Edges & Editing Exercise (see below for supplies):

Editing leafless trees 

Choose one of your own reference photos that has a cluster of leafless trees no closer than middle ground. 

Create a thumbnail sketch according to the composition segment using either the tracing paper method or a sketchbook, reducing the composition to about five shapes. Squint hard at your photo and connect similar-value sections of the landscape wherever you can in order to reduce the number of shapes. 

Remember to combine the mass of leafless trees into ONE SHAPE (or each mass into one shape if more than one). The initial generalized value you assign for this type of tree mass should be slightly lighter than what you see when you squint. You can allow for dark-to-light gradations within a shape if needed, otherwise each of your shapes should be FLAT VALUES without detail or indication of form. (Squint harder if you’re having trouble with that.) 
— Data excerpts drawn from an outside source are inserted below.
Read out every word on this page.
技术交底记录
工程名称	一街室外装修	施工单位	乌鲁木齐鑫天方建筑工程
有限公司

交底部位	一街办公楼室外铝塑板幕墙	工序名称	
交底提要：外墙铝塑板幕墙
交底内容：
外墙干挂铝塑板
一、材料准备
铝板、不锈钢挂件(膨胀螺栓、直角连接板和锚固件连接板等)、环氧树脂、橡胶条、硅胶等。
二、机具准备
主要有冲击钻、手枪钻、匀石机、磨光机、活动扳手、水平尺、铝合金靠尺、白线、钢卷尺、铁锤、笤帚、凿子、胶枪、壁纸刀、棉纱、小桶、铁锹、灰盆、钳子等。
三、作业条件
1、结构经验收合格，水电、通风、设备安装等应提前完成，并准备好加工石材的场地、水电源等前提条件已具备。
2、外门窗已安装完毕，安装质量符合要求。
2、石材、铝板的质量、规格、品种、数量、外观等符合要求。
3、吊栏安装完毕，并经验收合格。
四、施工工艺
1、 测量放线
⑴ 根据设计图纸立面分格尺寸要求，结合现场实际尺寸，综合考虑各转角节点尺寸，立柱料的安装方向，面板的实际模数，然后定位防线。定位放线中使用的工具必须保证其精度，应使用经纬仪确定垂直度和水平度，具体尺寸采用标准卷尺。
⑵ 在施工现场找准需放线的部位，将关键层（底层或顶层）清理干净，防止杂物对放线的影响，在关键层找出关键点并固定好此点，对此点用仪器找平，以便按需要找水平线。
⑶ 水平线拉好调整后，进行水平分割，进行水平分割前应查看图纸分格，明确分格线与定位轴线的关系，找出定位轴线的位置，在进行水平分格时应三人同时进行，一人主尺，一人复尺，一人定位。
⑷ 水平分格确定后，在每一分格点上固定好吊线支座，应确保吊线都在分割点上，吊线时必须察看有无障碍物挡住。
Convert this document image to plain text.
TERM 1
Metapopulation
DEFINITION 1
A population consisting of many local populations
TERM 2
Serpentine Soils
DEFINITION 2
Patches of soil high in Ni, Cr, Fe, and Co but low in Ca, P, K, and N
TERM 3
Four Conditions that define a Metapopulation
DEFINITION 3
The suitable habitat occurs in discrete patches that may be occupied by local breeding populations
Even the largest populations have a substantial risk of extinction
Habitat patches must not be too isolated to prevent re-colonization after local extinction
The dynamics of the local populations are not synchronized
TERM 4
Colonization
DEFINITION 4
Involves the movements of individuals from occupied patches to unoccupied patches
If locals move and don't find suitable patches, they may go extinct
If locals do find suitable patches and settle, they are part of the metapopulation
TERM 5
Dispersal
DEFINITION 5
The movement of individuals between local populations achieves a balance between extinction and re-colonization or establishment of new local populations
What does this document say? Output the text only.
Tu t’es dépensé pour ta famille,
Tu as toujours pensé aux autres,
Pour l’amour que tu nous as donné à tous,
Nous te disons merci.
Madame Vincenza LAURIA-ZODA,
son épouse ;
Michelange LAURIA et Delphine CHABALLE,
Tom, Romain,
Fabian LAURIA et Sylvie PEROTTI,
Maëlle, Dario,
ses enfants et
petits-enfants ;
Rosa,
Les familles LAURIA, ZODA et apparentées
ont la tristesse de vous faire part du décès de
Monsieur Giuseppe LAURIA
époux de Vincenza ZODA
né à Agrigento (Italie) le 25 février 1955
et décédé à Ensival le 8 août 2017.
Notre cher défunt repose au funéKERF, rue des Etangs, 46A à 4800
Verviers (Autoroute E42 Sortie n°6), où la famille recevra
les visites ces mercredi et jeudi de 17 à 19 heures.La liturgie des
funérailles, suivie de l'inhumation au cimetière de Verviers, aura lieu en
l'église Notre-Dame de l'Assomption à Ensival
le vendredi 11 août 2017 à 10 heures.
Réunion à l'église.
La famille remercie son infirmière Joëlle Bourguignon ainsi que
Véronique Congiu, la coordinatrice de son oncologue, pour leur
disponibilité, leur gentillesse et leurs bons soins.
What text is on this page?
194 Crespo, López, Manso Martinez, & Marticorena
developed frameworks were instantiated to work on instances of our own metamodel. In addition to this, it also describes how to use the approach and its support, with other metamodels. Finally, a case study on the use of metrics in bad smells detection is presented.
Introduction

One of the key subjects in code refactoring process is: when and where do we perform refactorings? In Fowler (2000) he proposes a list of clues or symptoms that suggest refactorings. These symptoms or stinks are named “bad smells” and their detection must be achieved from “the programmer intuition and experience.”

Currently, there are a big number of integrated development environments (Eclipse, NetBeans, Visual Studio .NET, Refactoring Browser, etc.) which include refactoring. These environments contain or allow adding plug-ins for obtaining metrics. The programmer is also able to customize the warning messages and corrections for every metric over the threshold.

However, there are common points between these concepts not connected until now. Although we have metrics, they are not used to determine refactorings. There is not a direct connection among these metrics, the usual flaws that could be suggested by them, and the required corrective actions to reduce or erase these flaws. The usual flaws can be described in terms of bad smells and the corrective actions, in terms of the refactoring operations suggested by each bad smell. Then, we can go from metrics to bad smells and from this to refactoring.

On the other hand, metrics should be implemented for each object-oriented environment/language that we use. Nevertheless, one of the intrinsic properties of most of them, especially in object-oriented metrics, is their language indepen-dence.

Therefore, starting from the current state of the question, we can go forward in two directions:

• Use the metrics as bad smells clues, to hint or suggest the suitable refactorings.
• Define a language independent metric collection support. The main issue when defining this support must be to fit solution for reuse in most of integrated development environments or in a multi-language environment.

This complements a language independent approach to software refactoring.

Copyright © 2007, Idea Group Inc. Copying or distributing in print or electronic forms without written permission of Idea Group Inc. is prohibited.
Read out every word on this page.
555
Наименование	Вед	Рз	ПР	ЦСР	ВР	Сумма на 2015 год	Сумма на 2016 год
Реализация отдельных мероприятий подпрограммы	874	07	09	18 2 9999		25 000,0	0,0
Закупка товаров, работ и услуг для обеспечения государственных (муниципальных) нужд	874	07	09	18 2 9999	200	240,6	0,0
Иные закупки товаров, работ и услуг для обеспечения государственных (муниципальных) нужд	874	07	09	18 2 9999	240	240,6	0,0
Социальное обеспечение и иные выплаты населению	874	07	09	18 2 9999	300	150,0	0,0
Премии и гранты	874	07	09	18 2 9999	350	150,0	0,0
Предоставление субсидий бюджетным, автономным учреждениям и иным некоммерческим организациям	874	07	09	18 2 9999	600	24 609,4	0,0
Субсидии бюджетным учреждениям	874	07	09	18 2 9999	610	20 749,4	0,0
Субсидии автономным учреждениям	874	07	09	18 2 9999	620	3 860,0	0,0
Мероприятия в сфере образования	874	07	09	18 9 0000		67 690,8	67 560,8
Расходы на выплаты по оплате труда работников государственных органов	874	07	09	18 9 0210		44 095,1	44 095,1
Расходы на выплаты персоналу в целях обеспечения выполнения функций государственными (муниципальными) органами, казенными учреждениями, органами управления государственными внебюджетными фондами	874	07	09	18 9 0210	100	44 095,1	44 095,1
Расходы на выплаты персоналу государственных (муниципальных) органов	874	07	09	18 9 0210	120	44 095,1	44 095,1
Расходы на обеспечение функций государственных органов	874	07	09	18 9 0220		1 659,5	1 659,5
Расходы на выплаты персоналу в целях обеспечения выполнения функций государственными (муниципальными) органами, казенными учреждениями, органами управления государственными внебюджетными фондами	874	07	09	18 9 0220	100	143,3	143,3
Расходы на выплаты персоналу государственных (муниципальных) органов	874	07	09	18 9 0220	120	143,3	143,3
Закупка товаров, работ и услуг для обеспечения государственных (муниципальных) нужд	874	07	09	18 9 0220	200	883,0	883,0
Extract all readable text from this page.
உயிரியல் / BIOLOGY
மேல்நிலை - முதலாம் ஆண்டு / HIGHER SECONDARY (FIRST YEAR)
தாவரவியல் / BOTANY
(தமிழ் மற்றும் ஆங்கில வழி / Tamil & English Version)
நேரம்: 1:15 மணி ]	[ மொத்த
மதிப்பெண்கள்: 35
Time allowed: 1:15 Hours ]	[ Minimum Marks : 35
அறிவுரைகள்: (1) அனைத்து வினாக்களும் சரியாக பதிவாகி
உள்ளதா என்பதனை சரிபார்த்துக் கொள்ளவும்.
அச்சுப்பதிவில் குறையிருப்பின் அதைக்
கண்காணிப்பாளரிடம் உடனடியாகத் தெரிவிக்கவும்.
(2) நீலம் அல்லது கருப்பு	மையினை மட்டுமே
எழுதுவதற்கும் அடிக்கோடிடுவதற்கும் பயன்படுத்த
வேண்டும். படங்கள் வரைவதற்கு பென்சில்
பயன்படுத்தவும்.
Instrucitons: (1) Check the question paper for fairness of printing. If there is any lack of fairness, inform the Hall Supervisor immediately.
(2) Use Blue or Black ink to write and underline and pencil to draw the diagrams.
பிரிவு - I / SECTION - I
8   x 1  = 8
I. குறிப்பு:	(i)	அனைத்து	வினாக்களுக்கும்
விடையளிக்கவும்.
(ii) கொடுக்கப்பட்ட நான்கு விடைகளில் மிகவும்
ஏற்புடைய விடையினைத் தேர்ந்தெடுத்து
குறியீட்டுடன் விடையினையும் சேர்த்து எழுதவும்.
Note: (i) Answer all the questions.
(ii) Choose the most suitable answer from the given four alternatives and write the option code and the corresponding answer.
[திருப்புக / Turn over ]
Using a small size painting surface (such as 8” x 10” ), follow your sketch (not your photo!) to block in your painting with hard pastels in the colors shown in the lesson. Wet down the painting with alcohol, holding a bristle brush (a #8 or #10) fairly loosely toward the end, especially for the leafless tree mass. Use the skinny side of the bristles to apply the alcohol in a loose, drippy manner so that your edges are very vague. 

This takes practice! Try several attempts until you become in control of achieving the edges you want. Back up frequently from your painting! Edges that look soft and loose close up, will look stiffer from further back.